「その手を抱いて-ソフトボールと医薬品-」の巻

 「・・・ねえ、なんか手みたいなの持ってなかった?!」
 「!何それ、手?!」
・・・・・・はい、"手"です。確かに持ってます・・・。

 時の過ぎるは疾く早く、今年もあっという間にソフトボール大会の季節となり10月。それなりに真面目に練習に参加したのは、チームの為上達の為と早起きの為と、急に運動することに因る怪我を回避する為であったが、当日まんまと突き指をする。
 大したことはない、と思ったが、第二試合もあるし時間もあるし、ひとつ湿布でも貰って来よう、と、待機していた救急車及び隊員の所へ向かう。大会運営本部そのものには医務班などない。救急車の脇には4人の男女が立ち話をしながらヒマを持て余していて、それも「バイトか?!」と思うような若いドイツ人達だった。
 さて、ここへ来て「指を痛めたから冷やすものが欲しい」と説明しながら、やっと、そういえば"湿布"ってなんて説明すればいいんだっけ?と頭を巡らす。早起きの寝ボケと生来のボケのせいで忘れていたが、日本では簡単に買えるのにドイツでは買いにくい医薬品というものは時々あって、ドイツには湿布というものが(ほぼ)無い。調剤薬局に行って、冷やすものというと、ジェルなどの塗る鎮静剤や、ジェル状のパックのいわゆる「アイスノン」みたいなタイプの、あてがう形のものを紹介される。更に一生懸命説明すると、貼るタイプの物がどうにか出て来るかもしれないが、在庫を置いてなくて注文する羽目になることも多い。以前一度注文した際は、商品名に思い切り「Japanisch(日本式)」と書かれていた。

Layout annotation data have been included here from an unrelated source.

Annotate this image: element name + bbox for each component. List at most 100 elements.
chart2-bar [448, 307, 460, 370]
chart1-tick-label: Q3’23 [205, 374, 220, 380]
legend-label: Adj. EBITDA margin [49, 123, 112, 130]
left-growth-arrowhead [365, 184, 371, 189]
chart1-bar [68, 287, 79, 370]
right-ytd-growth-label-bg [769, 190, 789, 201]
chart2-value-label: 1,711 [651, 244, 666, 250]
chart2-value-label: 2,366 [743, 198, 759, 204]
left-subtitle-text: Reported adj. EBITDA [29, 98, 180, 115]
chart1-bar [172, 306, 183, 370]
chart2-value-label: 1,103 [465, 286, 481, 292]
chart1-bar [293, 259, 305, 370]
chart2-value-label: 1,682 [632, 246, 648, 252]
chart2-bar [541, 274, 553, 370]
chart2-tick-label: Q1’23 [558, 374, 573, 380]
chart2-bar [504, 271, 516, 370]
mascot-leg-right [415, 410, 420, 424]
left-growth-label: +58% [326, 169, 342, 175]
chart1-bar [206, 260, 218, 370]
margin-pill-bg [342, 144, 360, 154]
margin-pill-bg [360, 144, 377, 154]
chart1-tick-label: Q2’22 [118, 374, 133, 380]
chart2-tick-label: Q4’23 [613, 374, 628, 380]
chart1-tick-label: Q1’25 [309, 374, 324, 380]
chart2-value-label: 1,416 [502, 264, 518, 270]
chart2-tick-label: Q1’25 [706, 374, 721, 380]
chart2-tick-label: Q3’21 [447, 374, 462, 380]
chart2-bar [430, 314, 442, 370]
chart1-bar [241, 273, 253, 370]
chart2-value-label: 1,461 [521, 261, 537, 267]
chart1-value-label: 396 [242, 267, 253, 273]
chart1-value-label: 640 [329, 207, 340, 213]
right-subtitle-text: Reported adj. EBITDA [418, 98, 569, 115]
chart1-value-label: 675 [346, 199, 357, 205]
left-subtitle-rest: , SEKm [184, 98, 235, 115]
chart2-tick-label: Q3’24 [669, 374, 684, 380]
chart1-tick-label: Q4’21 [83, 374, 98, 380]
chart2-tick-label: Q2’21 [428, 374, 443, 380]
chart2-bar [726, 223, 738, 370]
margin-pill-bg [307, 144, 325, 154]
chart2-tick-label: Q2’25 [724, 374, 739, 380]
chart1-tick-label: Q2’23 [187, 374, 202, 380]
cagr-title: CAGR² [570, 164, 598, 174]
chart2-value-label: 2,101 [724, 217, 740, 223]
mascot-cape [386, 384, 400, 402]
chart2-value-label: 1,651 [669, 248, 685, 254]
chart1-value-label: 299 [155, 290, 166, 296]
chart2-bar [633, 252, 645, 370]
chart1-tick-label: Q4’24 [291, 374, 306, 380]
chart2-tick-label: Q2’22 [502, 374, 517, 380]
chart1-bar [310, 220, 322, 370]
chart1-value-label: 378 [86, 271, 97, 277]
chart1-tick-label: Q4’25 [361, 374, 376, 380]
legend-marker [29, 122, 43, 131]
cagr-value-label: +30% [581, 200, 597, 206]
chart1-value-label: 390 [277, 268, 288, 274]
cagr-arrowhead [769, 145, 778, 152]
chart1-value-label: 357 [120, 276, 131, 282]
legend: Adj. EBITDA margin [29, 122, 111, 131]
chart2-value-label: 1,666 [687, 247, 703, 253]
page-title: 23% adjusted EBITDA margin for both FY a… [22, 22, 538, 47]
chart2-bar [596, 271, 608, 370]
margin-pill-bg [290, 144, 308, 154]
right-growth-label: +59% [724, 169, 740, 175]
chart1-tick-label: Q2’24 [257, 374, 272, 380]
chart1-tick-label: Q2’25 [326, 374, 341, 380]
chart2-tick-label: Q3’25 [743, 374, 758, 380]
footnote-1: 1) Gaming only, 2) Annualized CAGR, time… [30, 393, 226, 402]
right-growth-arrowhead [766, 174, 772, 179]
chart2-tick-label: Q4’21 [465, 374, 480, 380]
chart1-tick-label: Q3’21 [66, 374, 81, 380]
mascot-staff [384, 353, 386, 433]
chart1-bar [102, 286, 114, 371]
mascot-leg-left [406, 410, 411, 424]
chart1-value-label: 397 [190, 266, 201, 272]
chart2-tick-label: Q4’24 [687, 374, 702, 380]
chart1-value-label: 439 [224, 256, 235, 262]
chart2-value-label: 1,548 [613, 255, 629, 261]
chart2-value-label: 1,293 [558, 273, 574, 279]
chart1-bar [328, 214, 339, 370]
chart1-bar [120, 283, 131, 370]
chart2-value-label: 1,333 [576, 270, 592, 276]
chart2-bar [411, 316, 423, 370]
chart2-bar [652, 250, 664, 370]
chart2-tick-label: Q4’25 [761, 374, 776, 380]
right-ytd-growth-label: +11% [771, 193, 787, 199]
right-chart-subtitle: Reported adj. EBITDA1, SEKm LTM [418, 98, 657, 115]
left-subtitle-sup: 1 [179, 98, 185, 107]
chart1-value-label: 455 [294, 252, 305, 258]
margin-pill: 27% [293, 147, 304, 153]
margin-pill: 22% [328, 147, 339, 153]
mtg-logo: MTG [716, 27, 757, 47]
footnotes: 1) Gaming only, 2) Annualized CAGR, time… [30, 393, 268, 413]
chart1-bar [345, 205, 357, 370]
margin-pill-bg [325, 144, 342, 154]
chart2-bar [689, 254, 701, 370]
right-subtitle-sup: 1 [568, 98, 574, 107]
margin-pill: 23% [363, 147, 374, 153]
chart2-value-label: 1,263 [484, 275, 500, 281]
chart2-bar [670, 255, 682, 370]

そうか、あれ日本の特産なのか?いや、しかしイギリスには一応あったし、単語も一応あるぞ?・・・とこんな状態だから、肩こり持ちの私は日本に帰ると毎度必ず「サロンパス」を調達してくるのだった。
 そんなことを寝ぼけ頭でぐるぐる考えながら、とにかく、「指を痛めた」「冷やしたい」「指は動かせる」「だからとにかく冷やしたい」などという会話を救急隊の若いお姉ちゃんと繰り返した後、4人が何やら相談して出た結論 ー。
「じゃあ、ちょっと行って冷やすもの取って来るわ。」
そう行って二人がどこぞへ出掛けて行った。私用の車に予備の湿布でも置いているのだろうか?
 10分程待って彼女らが戻って来た時、その手につまんでぶら下げていたのは、手・・袋?「これで冷やしたらいいわ!」ーそれは、例の半透明の、ゴムのようなシリコンのような、あの、医療用のぴったりした手袋の片手だった。トイレに行って冷たい水をそれに詰め、ぴっちりとしばって、昔懐かし氷嚢のようにしてきてくれたのである。・・・但し手型の。
 目指した物とは激しく異なるような気がするが、痛めた指を冷やす、という目的には適っている。なるほどねえ〜、と感心しつつお礼を言って、チームの所に戻ったその後、次々に浴びた言葉が冒頭の質問である。確かに、これ抱えて黙って寒そうにしてたら、ちょっと「何?!」って思うよな・・・。
 かくて、待ち時間の間はともかく、やはりソレ持って次の試合に出るわけにもいかず、固定することも手を使うこともできないので、次回大会の携行私物に「湿布」は必須となったのだった。



ぷよぷよしてなんとなく可愛い"手"。